Summary: | 10.06.0rc2: PDFwrite breaks encoding of ligature with old Adobe Glyph List name | ||
---|---|---|---|
Product: | Ghostscript | Reporter: | Pavel Hanak <hanakp> |
Component: | PDF Writer | Assignee: | Default assignee <ghostpdl-bugs> |
Status: | RESOLVED FIXED | ||
Severity: | normal | ||
Priority: | P2 | ||
Version: | master | ||
Hardware: | PC | ||
OS: | Windows 10 | ||
Customer: | Word Size: | --- | |
Attachments: | Broken ligature samples |
Description
Pavel Hanak
2025-09-03 11:44:24 UTC
(In reply to Pavel Hanak from comment #0) > I'm attaching sample PDF shortened to 1 line. It has valid text encoding, > i.e. it's possible to copy+paste text that corresponds to glyphs, even in In > Adobe Reader and Adobe Acrobat XI. The PDF was originally created in ancient > software and its font encoding is rather complicated, with lots of > Differences and partial use of ToUnicode table. When I process it with > PDFwrite, encoding of all characters is preserved, except one: fi ligature. > It copies as 0x03 in the output file, likely because its glyph is in the 3rd > place in /CharStrings. Note this happens even when I merely "re-generate" > the source file, without OCR or any other processing.

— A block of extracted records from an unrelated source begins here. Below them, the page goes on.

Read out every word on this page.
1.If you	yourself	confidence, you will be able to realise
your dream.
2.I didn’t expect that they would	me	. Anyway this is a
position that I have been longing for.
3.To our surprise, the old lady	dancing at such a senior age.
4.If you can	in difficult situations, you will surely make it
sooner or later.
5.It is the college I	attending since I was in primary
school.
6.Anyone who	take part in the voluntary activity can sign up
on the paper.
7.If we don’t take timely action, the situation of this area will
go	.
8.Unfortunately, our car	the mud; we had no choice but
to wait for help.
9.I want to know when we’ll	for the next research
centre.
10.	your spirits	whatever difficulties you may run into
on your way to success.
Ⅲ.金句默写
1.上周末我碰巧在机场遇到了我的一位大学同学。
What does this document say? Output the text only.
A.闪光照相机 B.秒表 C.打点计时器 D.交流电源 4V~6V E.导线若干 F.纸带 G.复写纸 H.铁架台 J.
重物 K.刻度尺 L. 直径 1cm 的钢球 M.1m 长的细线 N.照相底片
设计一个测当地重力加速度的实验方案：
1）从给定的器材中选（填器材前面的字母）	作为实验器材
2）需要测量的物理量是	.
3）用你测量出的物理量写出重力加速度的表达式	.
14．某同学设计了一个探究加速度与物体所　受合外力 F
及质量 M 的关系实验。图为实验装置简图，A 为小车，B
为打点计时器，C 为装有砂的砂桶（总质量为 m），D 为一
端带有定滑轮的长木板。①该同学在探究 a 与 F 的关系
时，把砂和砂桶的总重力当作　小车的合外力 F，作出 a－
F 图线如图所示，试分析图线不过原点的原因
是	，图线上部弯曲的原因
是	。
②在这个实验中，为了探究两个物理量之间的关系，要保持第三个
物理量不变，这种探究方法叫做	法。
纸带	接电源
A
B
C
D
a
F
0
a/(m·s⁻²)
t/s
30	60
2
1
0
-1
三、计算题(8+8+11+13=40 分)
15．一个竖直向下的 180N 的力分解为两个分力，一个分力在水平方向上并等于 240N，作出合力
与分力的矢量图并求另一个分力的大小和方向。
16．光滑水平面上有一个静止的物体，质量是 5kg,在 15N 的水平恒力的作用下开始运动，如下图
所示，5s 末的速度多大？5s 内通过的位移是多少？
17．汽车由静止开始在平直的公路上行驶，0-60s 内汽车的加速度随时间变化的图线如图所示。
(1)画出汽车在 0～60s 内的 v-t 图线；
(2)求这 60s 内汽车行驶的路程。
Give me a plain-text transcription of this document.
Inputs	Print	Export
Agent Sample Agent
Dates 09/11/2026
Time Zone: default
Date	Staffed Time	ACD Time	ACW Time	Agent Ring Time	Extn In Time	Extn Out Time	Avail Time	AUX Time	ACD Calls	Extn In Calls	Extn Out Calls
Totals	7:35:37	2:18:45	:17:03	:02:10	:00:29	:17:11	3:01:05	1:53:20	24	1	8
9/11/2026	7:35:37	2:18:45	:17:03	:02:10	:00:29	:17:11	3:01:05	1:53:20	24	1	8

Exact command is: The original PDF file has a ToUnicode CMap which contains: 1 beginbfrange <03> <03> [<00660069>] endbfrange So that maps a single glyph to 2 Unicode code points. The pdfwrite device can't handle that. *** This bug has been marked as a duplicate of bug 704674 *** OMG it's at the very bottom of the ToUnicode table and I haven't noticed it. Sorry about that. |